A categorical scatter plot is a grid of different-sized circles.
Each circle represents the intersection of two categories. In this type of chart, two categorical variables are usually placed along X- and Y- axes. However, there is also an alternative arrangement where one categorical variable is aligned along one axis while the other axis is numerical.
Categorical scatter plots can be used both for comparison and to find patterns in the data. They are very useful for visualizing survey results, particularly for questions offering multiple choices or those that imply the filling of a table.
This is the closest alternative. The colored categorical scatter plot (with one-size circles) and a heatmap could be considered to be the same chart (when the only difference is that in heatmaps a grid of rectangles is commonly used, while for categorical scatter plots, circles are more typical.
A dot plot might be considered a simplified strip plot. It also has both numerical and categorical axes, but there are fewer values assigned per category. Usually, there are one to five icons assigned to each axis category. Often another category dimension is added via the coloring of the icons.

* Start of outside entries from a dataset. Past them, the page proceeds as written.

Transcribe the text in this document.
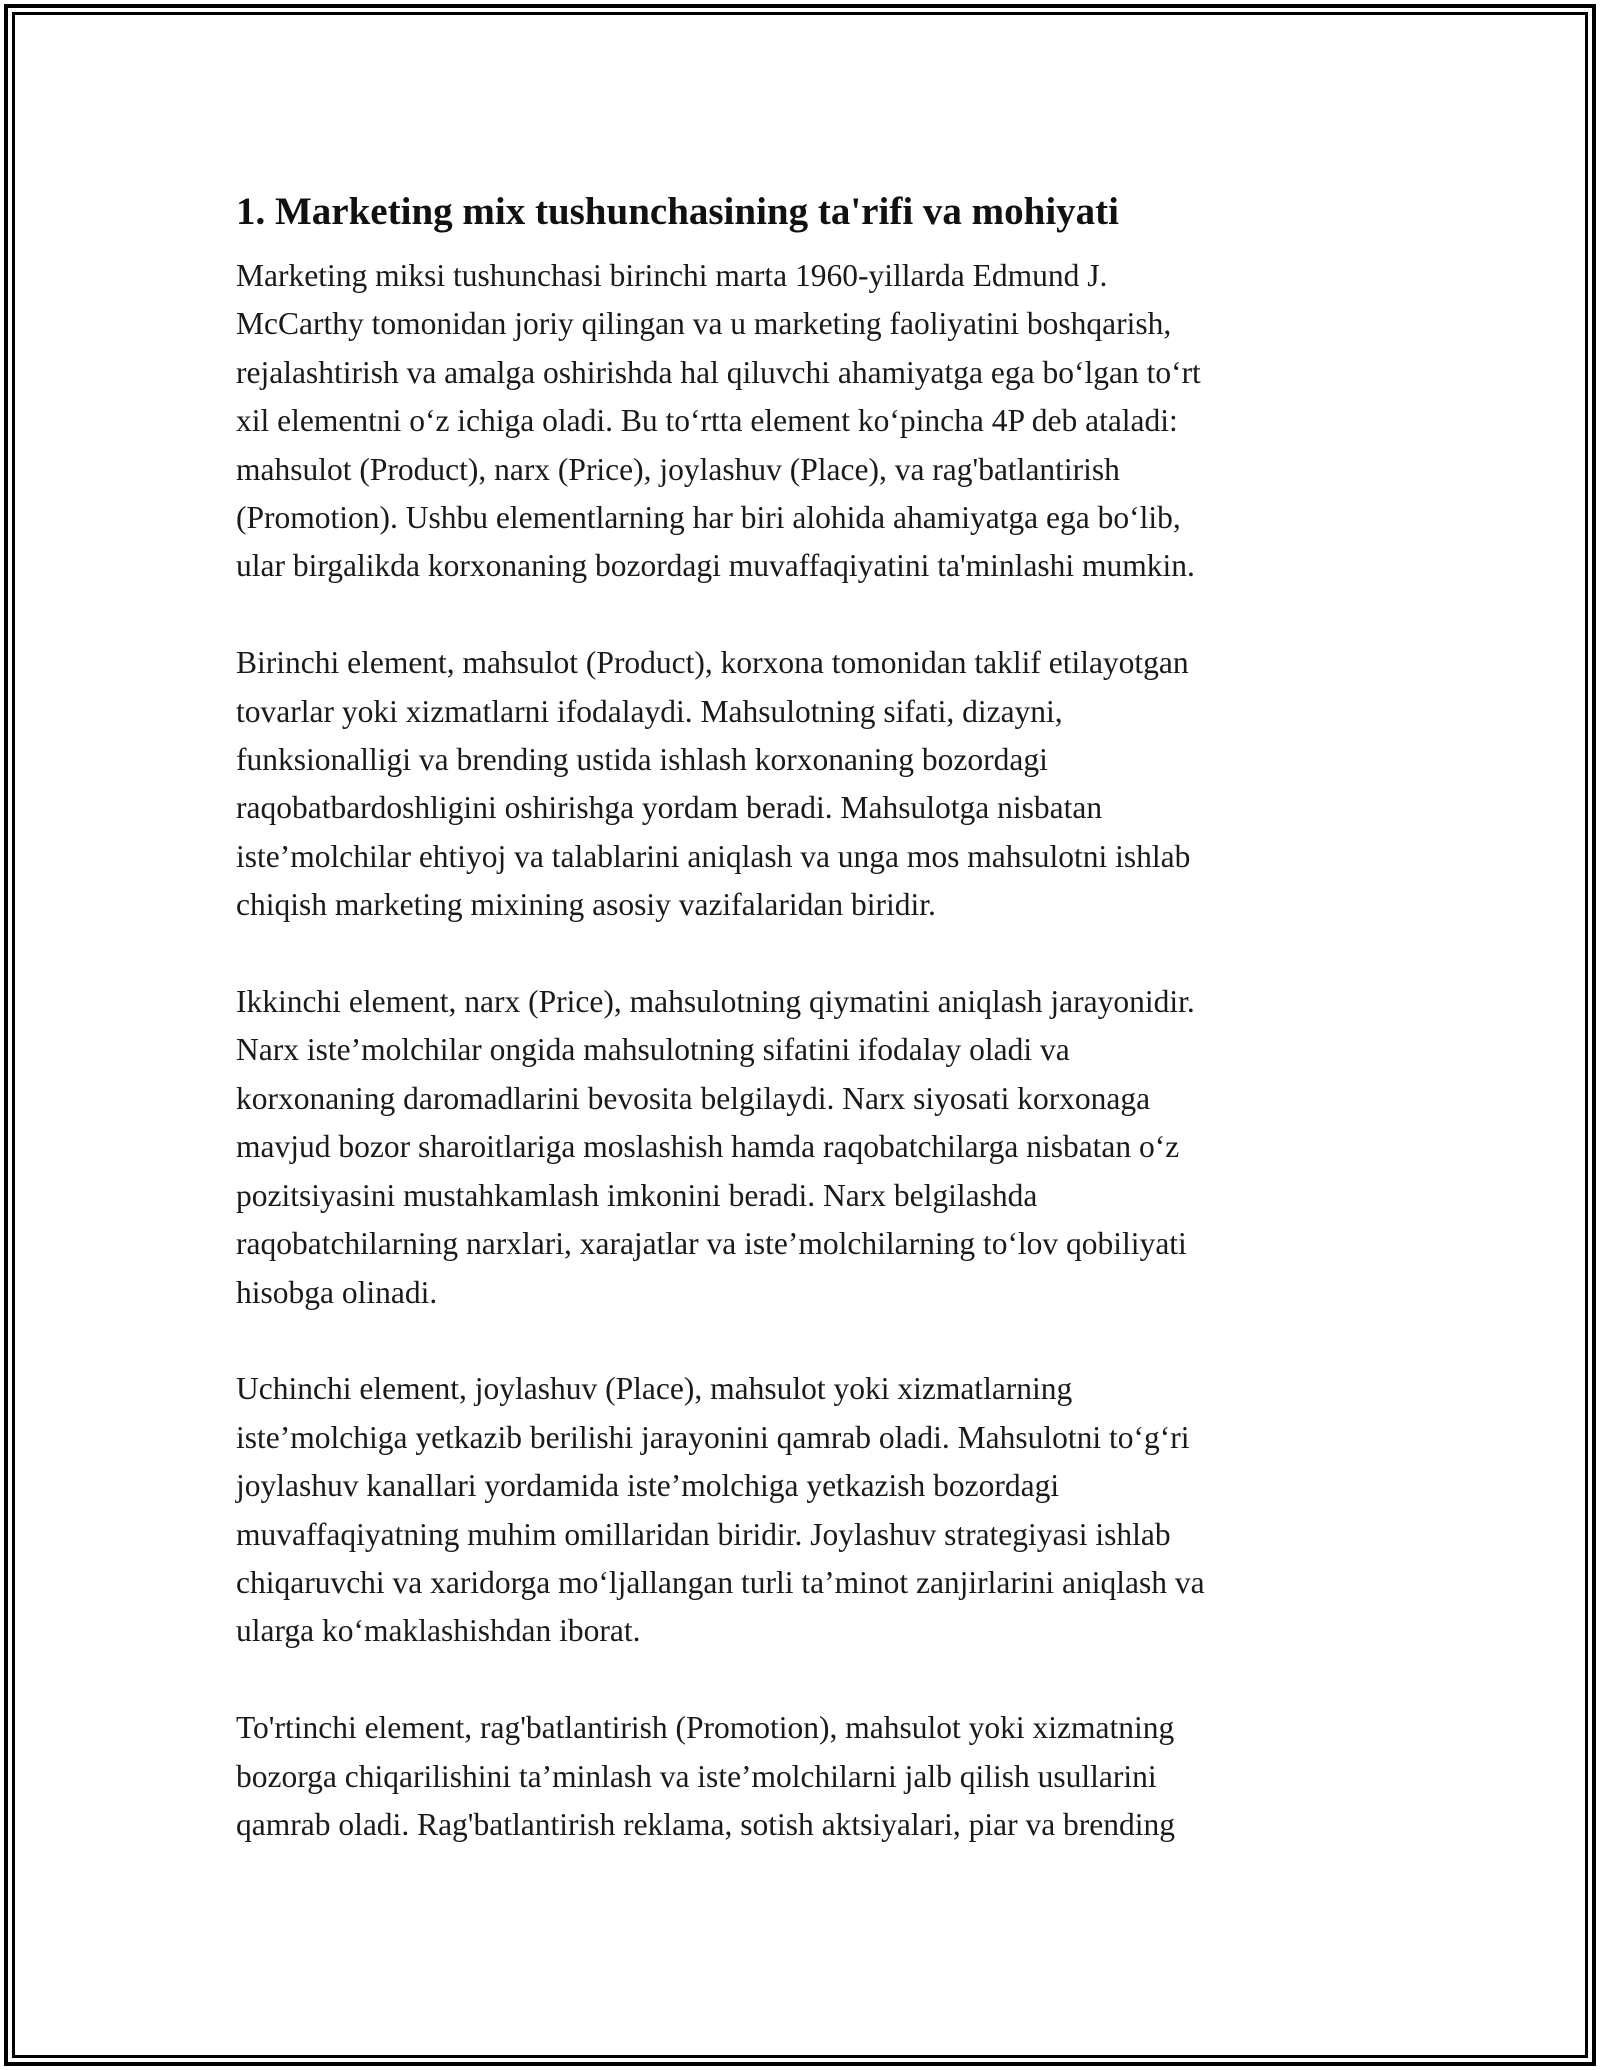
1. Marketing mix tushunchasining ta'rifi va mohiyati
Marketing miksi tushunchasi birinchi marta 1960-yillarda Edmund J.
McCarthy tomonidan joriy qilingan va u marketing faoliyatini boshqarish,
rejalashtirish va amalga oshirishda hal qiluvchi ahamiyatga ega bo‘lgan to‘rt
xil elementni o‘z ichiga oladi. Bu to‘rtta element ko‘pincha 4P deb ataladi:
mahsulot (Product), narx (Price), joylashuv (Place), va rag'batlantirish
(Promotion). Ushbu elementlarning har biri alohida ahamiyatga ega bo‘lib,
ular birgalikda korxonaning bozordagi muvaffaqiyatini ta'minlashi mumkin.
Birinchi element, mahsulot (Product), korxona tomonidan taklif etilayotgan
tovarlar yoki xizmatlarni ifodalaydi. Mahsulotning sifati, dizayni,
funksionalligi va brending ustida ishlash korxonaning bozordagi
raqobatbardoshligini oshirishga yordam beradi. Mahsulotga nisbatan
iste’molchilar ehtiyoj va talablarini aniqlash va unga mos mahsulotni ishlab
chiqish marketing mixining asosiy vazifalaridan biridir.
Ikkinchi element, narx (Price), mahsulotning qiymatini aniqlash jarayonidir.
Narx iste’molchilar ongida mahsulotning sifatini ifodalay oladi va
korxonaning daromadlarini bevosita belgilaydi. Narx siyosati korxonaga
mavjud bozor sharoitlariga moslashish hamda raqobatchilarga nisbatan o‘z
pozitsiyasini mustahkamlash imkonini beradi. Narx belgilashda
raqobatchilarning narxlari, xarajatlar va iste’molchilarning to‘lov qobiliyati
hisobga olinadi.
Uchinchi element, joylashuv (Place), mahsulot yoki xizmatlarning
iste’molchiga yetkazib berilishi jarayonini qamrab oladi. Mahsulotni to‘g‘ri
joylashuv kanallari yordamida iste’molchiga yetkazish bozordagi
muvaffaqiyatning muhim omillaridan biridir. Joylashuv strategiyasi ishlab
chiqaruvchi va xaridorga mo‘ljallangan turli ta’minot zanjirlarini aniqlash va
ularga ko‘maklashishdan iborat.
To'rtinchi element, rag'batlantirish (Promotion), mahsulot yoki xizmatning
bozorga chiqarilishini ta’minlash va iste’molchilarni jalb qilish usullarini
qamrab oladi. Rag'batlantirish reklama, sotish aktsiyalari, piar va brending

A grid with a big amount of icons might be overwhelming for the reader. To make the reading process natural for the viewer, be sure to follow the left-to-right, top-to-bottom direction of the categories as in most languages it is the natural way to read. If you’re designing a chart for another language, be sure to check their specific reading patterns to sort the categories naturally.
For most of the categorical scatter plots, one color is enough. For strip plots, you might need to decrease the opacity to make the circles transparent so that all of them are visible. If an additional dimension is added via color be sure to use one hue continuous palette for numerical variables and an accessible color palette or different icons for categorical variables. The color palettes that should be avoided are based on red and green colors.
To draw attention to the most important categories of the categorical scatter plot, a good solution is to highlight certain circles by adding an outline or filling the circles in a specific color. Our brain is programmed to notice deviations instantly. This way, highlighting a specific circle will help catch the reader’s eye immediately.
The optimal labeling option for categorical scatter plots is category labels along the axes and the data labels for each data point (circle). There might be some cases when the labels are not needed – when only the overview of a vast dataset is needed. In this case, labeling every circle would be redundant.
The area of the circles should represent the corresponding value, so, logically, the minimum size of the circle should be zero. This will prevent the distortion of the data. The other case one might consider is whether the circles should overlap. Generally, it’s better not to have the circles overlap, but in case the dataset range is too large it makes sense to enlarge the scale of the circles so the difference in size can be visible.